Please don't put words in my mouth, thanks.


----------



## aragon (Apr 4, 2011)

I suspect your best answer will come from the source...


----------



## danbi (Apr 11, 2011)

You are barking at the wrong tree, I guess.

ZFS uses extensive read caching, the famous ARC. Since ARC is in memory, it really does not matter (much) in what sized chunks you read from there, at least not if we talk about gigabit speeds. Therefore nfs read performance from a ZFS file systems should be ok.

NFS write performance to an ZFS filesystem will be something entirely different. The reason is that NFS usually uses sync writes, that tax the ZFS filesystem, and more specifically the ZIL. You may try disabling ZIL and see if this improves performance writing over NFS. Just don't forget to enable it afterwards!

There are many posts in this forum that deal with improving ZIL performance.

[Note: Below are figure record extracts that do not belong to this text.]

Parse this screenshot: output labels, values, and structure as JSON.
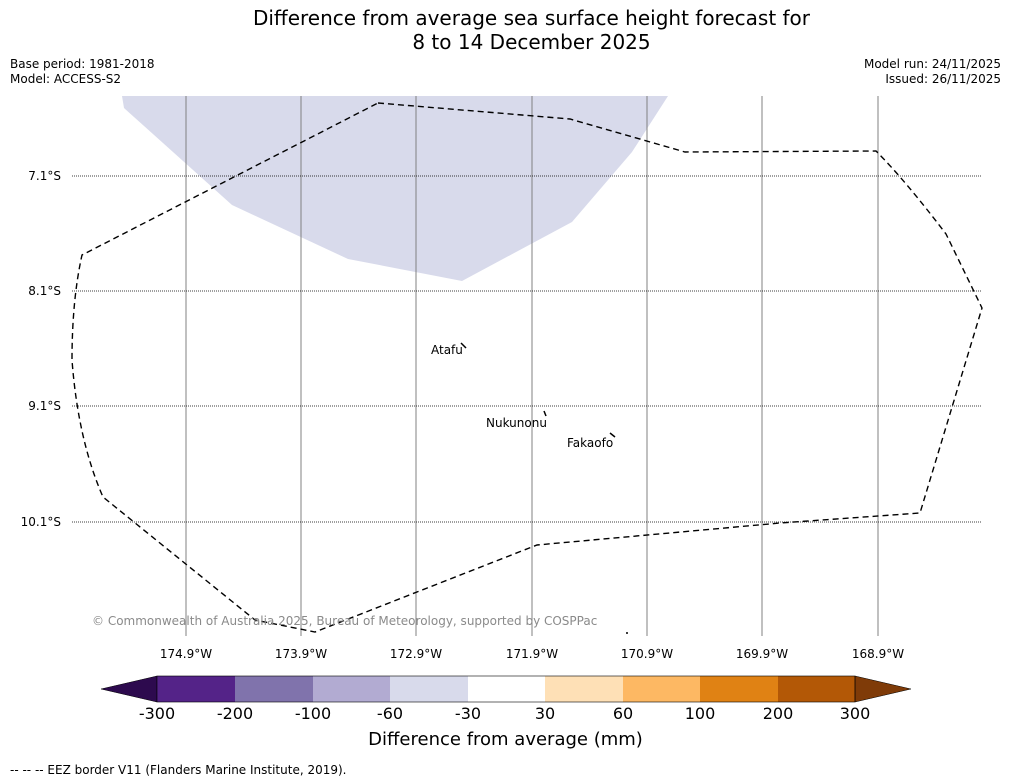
{
  "header": {
    "title_line1": "Difference from average sea surface height forecast for",
    "title_line2": "8 to 14 December 2025",
    "base_period": "Base period: 1981-2018",
    "model": "Model: ACCESS-S2",
    "model_run": "Model run: 24/11/2025",
    "issued": "Issued: 26/11/2025"
  },
  "map": {
    "latitude_labels": [
      "7.1°S",
      "8.1°S",
      "9.1°S",
      "10.1°S"
    ],
    "longitude_labels": [
      "174.9°W",
      "173.9°W",
      "172.9°W",
      "171.9°W",
      "170.9°W",
      "169.9°W",
      "168.9°W"
    ],
    "places": [
      "Atafu",
      "Nukunonu",
      "Fakaofo"
    ],
    "copyright": "© Commonwealth of Australia 2025, Bureau of Meteorology, supported by COSPPac",
    "anomaly_region_category": "-60 to -30"
  },
  "colorbar": {
    "ticks": [
      "-300",
      "-200",
      "-100",
      "-60",
      "-30",
      "30",
      "60",
      "100",
      "200",
      "300"
    ],
    "colors": [
      "#2d0a4e",
      "#542388",
      "#8073ac",
      "#b2abd2",
      "#d8daeb",
      "#ffffff",
      "#fee0b6",
      "#fdb863",
      "#e08214",
      "#b35806",
      "#7f3b08"
    ],
    "label": "Difference from average (mm)"
  },
  "legend": {
    "eez_text": "--  --  -- EEZ border V11 (Flanders Marine Institute, 2019)."
  },
  "colors": {
    "anomaly_fill": "#d8daeb",
    "grid_line": "#808080",
    "copyright_text": "#8a8a8a"
  }
}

If you have trouble reading form ZFS over NFS, then there might be some mis-configuration of NFS at your site -- probably at the clients. It will help if you post more information on your hardware and network setup and usage.


----------



## ghell (Apr 11, 2011)

Thanks for the information.

The type of data I'm using is actually large files (several times the size of physical memory) that are rarely accessed twice in a row, which means that almost every read is from disk rather than memory. It's only for a home NAS so I don't have many clients accessing it at the same time either. This is why I want to get as much performance as possible out of the disk reads, and this seems to be optimised by using a larger block size for the read operation, as tested with dd locally. Writing performance isn't so much of an issue.

Hardware is 12x 7200 SATA drives on a LSI SAS 9201-16i controller with gigabit ethernet in 3x raidz of 4 drives each, on FreeBSD 9.0

*netcat* testing local /dev/zero to remote /dev/null shows that the Ethernet transfers at ~980mbps
*dd* testing with bs=512 shows ~500mbps reads to local /dev/null
*dd* testing with bs=8k, bs=16k or bs=32k shows ~2000mbps reads to local /dev/null
nfs shows ~500mbps reads to client /dev/null (same as *dd* bs=512)

This seems to indicate that the bottleneck is the 512 block size on disk reads.

All testing was done reading large uncached files, without reusing the same file for a later test to avoid caching throwing the numbers off and each test was repeated on a few files. This should represent normal use quite well.

I don't know if any optimisations can be made with *zfs sharenfs*, for example. I have read everything I could find on ZFS + NFS optimisations before posting here but couldn't find anything related to this.


----------



## danbi (Apr 12, 2011)

How you test read speed via NFS?
Have you tested with FreeBSD NFS client?


----------



## ghell (Apr 12, 2011)

danbi said:
			
		

> How you test read speed via NFS?



I export across nfs then use *dd* on the client. I have tried with combinations of nfs rsize mount options and dd bs arguments on the client but it has not made any difference whatsoever, which leads me to believe the bottleneck is in the nfs daemon. If the default blocksize for dd is 512, it might be reasonable to assume that's what the nfs daemon is using too, so I was hoping for a way to set it.



			
				danbi said:
			
		

> Have you tested with FreeBSD NFS client?



I have tested locally, mounting the export to /mnt on the same machine then performing the dd tests again with roughly the same results. With some tweaking (rsize, bs) I actually got it up to ~700mbps which is better than I was getting before but that's on the same machine and it's still lower than both the network speed and the local speed. The only other thing I have is a pfsense box.


----------